Specific application of these principles may be found in the late case of Chambers v. Cox, 222 Ala. 1, 130 So. 416, where the facts are strikingly parallel with those of the instant case. There the plaintiff, a passenger in an approaching automobile, was injured in a collision between such automobile and a bus operated by the defendant, which bus had been stopped on the highway on account of a punctured tire. It was contended there, as here, that the defendant was exonerated by reason of the negligence of the driver of the car in which the plaintiff was riding, but the court held to the contrary and applied the rule of concurring negligence. See also Holmberg v. Villaume, 158 Minn. 442, 197 N.W. 849.
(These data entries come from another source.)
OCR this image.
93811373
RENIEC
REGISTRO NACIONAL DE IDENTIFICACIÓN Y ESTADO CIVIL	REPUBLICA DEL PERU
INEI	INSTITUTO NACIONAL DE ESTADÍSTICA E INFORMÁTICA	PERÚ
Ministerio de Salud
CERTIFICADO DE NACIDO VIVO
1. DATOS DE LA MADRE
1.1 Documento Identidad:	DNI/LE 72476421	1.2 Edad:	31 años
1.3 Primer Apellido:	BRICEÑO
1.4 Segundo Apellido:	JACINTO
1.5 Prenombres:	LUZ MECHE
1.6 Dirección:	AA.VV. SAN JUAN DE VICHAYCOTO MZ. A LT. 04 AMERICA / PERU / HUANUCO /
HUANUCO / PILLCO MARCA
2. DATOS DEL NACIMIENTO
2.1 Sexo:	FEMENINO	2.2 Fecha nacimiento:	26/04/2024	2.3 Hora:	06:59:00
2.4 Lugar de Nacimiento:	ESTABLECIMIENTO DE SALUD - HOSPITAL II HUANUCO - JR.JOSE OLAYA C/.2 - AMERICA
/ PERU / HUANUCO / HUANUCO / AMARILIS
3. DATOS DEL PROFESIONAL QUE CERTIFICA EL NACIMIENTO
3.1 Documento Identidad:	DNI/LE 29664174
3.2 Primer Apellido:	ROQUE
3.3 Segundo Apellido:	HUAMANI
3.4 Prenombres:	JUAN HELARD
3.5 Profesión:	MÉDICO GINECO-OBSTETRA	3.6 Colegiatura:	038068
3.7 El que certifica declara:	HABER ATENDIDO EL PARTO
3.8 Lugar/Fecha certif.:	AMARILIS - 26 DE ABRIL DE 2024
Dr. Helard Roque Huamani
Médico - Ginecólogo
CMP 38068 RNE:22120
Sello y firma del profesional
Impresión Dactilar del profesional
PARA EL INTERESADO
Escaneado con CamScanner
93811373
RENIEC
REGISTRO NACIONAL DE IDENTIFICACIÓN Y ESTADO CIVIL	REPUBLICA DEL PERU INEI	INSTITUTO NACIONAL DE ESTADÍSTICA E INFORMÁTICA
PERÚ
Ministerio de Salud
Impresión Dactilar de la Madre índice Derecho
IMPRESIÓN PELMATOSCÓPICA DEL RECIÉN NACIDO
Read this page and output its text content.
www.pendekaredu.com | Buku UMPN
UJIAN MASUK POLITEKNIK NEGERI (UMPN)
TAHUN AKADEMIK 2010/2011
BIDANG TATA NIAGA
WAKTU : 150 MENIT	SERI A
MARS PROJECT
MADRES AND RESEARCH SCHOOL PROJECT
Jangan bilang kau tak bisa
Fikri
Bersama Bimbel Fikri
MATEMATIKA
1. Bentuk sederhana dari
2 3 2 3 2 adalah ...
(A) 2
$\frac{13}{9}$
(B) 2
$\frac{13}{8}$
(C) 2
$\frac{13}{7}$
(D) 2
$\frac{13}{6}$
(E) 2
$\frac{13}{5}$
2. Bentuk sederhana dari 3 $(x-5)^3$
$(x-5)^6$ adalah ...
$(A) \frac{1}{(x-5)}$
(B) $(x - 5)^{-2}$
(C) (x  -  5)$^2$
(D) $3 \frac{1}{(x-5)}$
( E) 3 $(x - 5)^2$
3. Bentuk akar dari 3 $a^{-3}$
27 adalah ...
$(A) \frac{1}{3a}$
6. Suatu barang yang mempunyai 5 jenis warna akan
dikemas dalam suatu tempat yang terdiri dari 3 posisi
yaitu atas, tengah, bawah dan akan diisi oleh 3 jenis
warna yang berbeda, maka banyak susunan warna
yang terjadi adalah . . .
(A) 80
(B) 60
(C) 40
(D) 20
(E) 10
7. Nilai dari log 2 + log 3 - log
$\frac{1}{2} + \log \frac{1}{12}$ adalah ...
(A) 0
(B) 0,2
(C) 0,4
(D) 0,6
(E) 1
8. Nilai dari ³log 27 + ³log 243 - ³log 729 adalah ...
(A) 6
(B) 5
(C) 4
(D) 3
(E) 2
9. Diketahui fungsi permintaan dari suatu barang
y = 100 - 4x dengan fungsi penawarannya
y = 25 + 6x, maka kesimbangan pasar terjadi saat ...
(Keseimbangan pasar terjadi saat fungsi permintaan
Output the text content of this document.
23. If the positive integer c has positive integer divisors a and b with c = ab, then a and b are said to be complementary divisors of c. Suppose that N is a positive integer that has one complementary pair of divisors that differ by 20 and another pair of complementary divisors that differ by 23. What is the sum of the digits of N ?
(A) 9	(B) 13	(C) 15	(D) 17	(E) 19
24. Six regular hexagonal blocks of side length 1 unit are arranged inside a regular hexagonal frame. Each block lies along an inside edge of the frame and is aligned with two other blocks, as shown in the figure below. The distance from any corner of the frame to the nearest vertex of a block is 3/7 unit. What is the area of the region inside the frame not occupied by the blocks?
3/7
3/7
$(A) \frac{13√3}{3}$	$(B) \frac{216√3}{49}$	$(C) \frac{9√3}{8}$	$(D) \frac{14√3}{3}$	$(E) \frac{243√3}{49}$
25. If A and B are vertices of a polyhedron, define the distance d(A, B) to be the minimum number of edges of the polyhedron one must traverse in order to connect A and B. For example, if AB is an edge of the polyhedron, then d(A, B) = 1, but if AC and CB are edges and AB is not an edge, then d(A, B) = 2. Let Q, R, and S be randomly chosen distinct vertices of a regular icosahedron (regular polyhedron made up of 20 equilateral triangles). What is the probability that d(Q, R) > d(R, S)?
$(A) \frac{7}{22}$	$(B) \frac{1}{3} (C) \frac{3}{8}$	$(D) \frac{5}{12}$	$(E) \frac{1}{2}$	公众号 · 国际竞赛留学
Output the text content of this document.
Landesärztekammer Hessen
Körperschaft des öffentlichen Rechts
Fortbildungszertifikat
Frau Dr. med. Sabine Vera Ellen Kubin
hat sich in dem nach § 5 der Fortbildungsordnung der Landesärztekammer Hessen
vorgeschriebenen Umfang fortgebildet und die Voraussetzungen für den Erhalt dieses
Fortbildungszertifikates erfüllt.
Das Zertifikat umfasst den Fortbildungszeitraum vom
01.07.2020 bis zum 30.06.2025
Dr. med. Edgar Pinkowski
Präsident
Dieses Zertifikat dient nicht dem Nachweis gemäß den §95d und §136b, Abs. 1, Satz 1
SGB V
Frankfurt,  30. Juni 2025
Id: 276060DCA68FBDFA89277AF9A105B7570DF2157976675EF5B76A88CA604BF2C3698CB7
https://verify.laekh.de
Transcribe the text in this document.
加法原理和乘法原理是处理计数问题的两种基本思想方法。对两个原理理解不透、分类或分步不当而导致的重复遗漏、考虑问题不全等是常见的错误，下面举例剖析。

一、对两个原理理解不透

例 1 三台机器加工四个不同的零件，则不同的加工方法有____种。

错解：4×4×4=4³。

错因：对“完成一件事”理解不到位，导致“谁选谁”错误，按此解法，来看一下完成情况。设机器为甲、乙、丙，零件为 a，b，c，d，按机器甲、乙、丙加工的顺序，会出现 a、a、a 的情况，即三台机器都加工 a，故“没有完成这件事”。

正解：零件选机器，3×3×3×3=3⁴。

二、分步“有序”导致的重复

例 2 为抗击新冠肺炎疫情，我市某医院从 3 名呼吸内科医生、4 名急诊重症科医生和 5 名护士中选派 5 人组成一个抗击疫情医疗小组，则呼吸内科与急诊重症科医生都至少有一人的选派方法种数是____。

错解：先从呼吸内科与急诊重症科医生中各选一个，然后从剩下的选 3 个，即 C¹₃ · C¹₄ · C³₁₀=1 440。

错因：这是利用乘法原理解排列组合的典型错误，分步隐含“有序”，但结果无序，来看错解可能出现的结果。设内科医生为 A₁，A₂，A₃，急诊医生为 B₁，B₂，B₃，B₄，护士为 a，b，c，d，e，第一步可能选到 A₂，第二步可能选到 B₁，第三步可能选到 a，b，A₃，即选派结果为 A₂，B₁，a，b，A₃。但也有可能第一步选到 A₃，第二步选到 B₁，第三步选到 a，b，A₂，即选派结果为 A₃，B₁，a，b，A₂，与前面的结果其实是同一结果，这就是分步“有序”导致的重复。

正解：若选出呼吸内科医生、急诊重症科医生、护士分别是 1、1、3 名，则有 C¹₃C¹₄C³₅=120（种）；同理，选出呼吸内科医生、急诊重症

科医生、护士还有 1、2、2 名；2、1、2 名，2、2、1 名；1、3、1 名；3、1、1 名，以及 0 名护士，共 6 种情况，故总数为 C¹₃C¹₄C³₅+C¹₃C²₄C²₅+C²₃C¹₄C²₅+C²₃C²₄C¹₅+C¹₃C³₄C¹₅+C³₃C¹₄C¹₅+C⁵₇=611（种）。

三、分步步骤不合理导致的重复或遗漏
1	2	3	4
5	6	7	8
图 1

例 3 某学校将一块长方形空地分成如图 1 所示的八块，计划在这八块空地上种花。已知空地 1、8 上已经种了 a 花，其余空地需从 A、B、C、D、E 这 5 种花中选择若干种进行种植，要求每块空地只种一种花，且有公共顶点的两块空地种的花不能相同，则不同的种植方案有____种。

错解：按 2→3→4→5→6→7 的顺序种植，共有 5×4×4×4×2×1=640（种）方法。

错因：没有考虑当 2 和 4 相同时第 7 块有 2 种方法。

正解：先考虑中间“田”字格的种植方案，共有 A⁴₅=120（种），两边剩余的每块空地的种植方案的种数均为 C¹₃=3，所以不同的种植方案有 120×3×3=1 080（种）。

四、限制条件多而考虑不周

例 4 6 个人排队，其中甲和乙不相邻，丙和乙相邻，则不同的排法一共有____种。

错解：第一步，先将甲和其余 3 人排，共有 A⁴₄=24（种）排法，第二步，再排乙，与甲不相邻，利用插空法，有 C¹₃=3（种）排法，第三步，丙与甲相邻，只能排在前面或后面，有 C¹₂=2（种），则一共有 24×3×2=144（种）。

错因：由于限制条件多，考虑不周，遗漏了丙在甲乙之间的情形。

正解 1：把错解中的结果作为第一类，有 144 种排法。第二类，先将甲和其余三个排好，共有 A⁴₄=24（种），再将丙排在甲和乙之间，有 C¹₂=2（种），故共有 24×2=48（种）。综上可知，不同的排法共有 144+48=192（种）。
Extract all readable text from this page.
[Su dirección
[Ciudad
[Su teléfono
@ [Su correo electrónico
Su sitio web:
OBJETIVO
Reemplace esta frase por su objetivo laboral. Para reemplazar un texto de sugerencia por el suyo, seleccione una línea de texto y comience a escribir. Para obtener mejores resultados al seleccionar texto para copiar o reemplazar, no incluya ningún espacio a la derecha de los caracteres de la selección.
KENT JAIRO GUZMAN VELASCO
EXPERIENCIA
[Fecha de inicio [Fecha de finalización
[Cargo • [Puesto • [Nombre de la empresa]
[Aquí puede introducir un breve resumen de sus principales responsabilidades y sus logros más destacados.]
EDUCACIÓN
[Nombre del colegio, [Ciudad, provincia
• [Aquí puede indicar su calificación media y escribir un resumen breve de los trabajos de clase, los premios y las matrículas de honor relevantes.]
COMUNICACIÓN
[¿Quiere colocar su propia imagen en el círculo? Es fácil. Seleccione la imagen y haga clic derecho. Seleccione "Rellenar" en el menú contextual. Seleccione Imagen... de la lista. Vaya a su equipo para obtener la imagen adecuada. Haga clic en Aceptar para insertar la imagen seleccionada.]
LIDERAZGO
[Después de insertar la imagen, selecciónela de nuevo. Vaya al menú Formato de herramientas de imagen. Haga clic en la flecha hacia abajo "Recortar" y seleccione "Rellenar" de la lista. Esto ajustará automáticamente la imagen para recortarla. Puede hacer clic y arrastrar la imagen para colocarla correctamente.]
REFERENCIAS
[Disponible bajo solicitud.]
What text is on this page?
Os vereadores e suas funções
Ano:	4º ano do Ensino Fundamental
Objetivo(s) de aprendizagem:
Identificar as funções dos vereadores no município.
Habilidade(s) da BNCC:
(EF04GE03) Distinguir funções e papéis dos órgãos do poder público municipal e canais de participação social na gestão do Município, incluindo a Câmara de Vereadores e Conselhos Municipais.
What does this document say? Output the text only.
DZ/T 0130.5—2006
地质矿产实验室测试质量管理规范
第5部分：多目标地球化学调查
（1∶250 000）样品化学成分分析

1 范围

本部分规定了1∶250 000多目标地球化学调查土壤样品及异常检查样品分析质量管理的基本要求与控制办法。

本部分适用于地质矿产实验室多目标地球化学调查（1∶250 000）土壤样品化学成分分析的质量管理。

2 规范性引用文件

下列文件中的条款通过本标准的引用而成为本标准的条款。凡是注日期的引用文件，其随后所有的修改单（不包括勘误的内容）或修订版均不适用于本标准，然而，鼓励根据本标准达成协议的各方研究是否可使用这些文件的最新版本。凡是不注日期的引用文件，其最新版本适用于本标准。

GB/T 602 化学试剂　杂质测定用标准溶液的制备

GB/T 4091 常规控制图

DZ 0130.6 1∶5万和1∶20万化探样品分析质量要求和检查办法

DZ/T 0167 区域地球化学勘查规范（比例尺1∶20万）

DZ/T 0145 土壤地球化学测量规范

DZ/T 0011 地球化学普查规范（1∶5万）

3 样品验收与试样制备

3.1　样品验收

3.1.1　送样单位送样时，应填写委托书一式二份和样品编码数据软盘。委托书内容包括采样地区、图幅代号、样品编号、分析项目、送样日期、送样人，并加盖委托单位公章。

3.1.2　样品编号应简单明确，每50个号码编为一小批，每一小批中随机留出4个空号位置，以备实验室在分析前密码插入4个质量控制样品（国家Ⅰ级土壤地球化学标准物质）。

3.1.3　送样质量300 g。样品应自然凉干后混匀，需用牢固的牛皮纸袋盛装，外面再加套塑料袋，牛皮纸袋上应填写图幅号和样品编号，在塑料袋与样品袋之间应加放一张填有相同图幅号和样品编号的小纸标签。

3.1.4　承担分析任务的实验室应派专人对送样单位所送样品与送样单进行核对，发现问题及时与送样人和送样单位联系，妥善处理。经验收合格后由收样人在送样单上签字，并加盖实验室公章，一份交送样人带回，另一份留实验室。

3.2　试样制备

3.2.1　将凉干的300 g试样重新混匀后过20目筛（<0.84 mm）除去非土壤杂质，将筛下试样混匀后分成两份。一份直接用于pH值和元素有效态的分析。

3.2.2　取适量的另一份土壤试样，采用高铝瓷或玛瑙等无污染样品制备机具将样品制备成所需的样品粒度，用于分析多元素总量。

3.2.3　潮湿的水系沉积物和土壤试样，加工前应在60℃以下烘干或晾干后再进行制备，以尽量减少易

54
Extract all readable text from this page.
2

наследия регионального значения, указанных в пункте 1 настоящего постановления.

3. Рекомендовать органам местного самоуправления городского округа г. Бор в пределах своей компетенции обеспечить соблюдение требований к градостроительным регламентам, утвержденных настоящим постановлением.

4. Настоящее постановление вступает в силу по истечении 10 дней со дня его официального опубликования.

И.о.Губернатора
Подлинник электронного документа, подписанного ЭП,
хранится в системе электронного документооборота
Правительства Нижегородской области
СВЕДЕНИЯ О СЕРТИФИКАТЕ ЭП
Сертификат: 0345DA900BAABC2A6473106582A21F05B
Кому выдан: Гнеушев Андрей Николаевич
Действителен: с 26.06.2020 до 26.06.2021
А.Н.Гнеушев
The principal authority relied upon by the appellant in the instant appeal in support of the contention that the negligence of the defendants is not concurrent with Billingsley's is that of Davis v. Schroeder, (C.C.A. 8th) 291 Fed. 47. In that case the negligence of the defendant in leaving down a gate or barrier at a railroad crossing was considered to be so remote as not to be concurring negligence with that of the driver of a car who after striking the gate at a grossly excessive and illegal rate of speed went three hundred feet or farther before colliding with the plaintiff's car. We are of the opinion that the difference in facts distinguishes that case from this. Under the facts in the instant case we are of the opinion that the defendants may be answerable for the plaintiff's injuries, though their negligence be not the sole but a concurring cause within the principle above stated. Upon the former appeals it was indicated that the defendants would not be liable if the negligence of Mike Billingsley were the sole or proximate cause of the accident, but we find no expression which would exonerate the defendants if it were but a concurring cause. This case upon the second trial was submitted upon as favorable a ground as the defendants could ask when the jury was permitted to say whether or not the negligence of Mike Billingsley was the proximate cause of the accident and charged, if it found affirmatively, to return a verdict for the defendants.
Finding no prejudicial error in the record, it follows that the judgment appealed from must be affirmed. It is so ordered.
CHRISTIANSON, Ch. J., and BURKE, NUESSLE, and BURR, JJ., concur.